Drawing reference to the canonical, distinctly Western art history movements, Latiff distinguishes Langkawi from his other work as wholly Minimalist instead of the usual florid Expressionist strokes from before: “Cautiously, I added strikes and sprinkled drips of paint, thousands of little pigments onto the surface; using the techniques of wet paints on dry ground and dry paints on wet ground…There were layers upon layers on each single piece. ”
While the creation of Langkawi was marked by such clarity, Latiff hasn’t always managed to arrive at, to quote Dr Eugene Tan, “this distinct aesthetic realm” so easily. Despite the consistent genealogy of Eastern-inspired works with Pago Pago having materialised after his encountering of the pagodas of Indochina, Latiff has described a tumultuous period where “it was very difficult for [him] to be Asian then, because there didn’t seem to be such a thing.” While travelling extensively within Southeast Asia from 1964 to 1968, the pre-ASEAN region was a medley of the “Viet Cong, Pathet Lao, Khmer Rouge near the areas where [he] was passing through and doing [his] sketches.” He details the turmoil, “One could hear insurgencies and confrontations.

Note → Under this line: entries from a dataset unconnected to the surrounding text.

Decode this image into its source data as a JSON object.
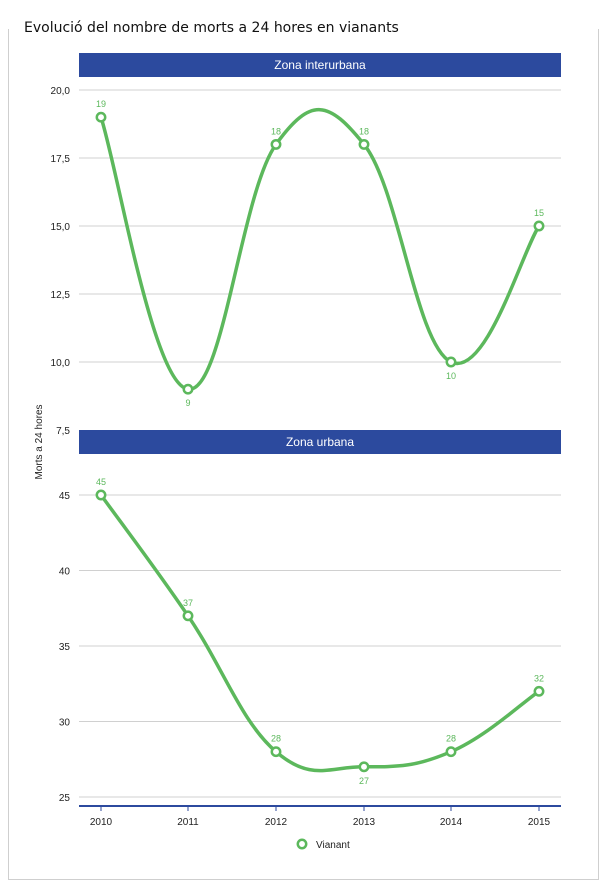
{
  "title": "Evolució del nombre de morts a 24 hores en vianants",
  "colors": {
    "series": "#5cb85c",
    "panel_header": "#2c4a9e",
    "grid": "#d0d0d0",
    "axis": "#2c4a9e"
  },
  "chart_data": {
    "type": "line",
    "title": "Evolució del nombre de morts a 24 hores en vianants",
    "ylabel": "Morts a 24 hores",
    "xlabel": "",
    "legend": {
      "position": "bottom",
      "entries": [
        "Vianant"
      ]
    },
    "x": [
      2010,
      2011,
      2012,
      2013,
      2014,
      2015
    ],
    "x_tick_labels": [
      "2010",
      "2011",
      "2012",
      "2013",
      "2014",
      "2015"
    ],
    "grid": true,
    "panels": [
      {
        "name": "Zona interurbana",
        "ylim": [
          7.5,
          20
        ],
        "y_ticks": [
          "20,0",
          "17,5",
          "15,0",
          "12,5",
          "10,0",
          "7,5"
        ],
        "y_tick_values": [
          20,
          17.5,
          15,
          12.5,
          10,
          7.5
        ],
        "series": [
          {
            "name": "Vianant",
            "values": [
              19,
              9,
              18,
              18,
              10,
              15
            ]
          }
        ]
      },
      {
        "name": "Zona urbana",
        "ylim": [
          25,
          45
        ],
        "y_ticks": [
          "45",
          "40",
          "35",
          "30",
          "25"
        ],
        "y_tick_values": [
          45,
          40,
          35,
          30,
          25
        ],
        "series": [
          {
            "name": "Vianant",
            "values": [
              45,
              37,
              28,
              27,
              28,
              32
            ]
          }
        ]
      }
    ]
  }
}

One could smell wars and the killing fields.”
With a blend of Eastern inspiration alongside a sensibility honed by the West running through the bulk of his works, it is also interesting to note how this confluence could be as much a matter of artistry as it is a reaction to the political climate he found himself in – landing in Germany right before the Berlin Wall went up, and the subsequent spillovers from the Cold War that affected Southeast Asia more insidiously.
The idea of “Southeast Asia” then was far from fully formed with different valences at different periods in history. The notion of a united region was difficult to comprehend as conflict was rife and a popular way to broach the notion of “Southeast Asia” was likely to deliberate on colonial modernity, necessarily implying a need to look towards the West. Considered a figure integral to the development of a regional artistic identity for Southeast Asian artists today, Latiff doesn’t pander to a false sense of Asian exoticism, instead he has abstracted the terms of engagement in favour of creating a new visual language that responds accurately to the region in all its complexities. While the many landscapes and eponymous silhouettes of Southeast Asia are visible in his works, his depiction of folk cultures flexibly meet German Expressionism or Minimalist techniques. There simply can’t be strict parameters for a region that cannot be strictly and rigidly defined.
In retrospect, Latiff’s practice has been prescient: his works recognised the importance of reclaiming a distinct regional visual identity rooted in tradition, but above all remained reactive and aware. The gifted painter refuses to make any sweeping statements about his practice, instead he sincerely says “Art is almost two-thirds of my life…Just go on struggling with your art materials, with your daily painting.” Whether at the Pompidou or the National Gallery Singapore or here at Chan + Hori, it is clear that Latiff Mohidin forms a sort of keystone that can help to chart the development of modern Southeast Asia art, one that is reached on the region’s own terms.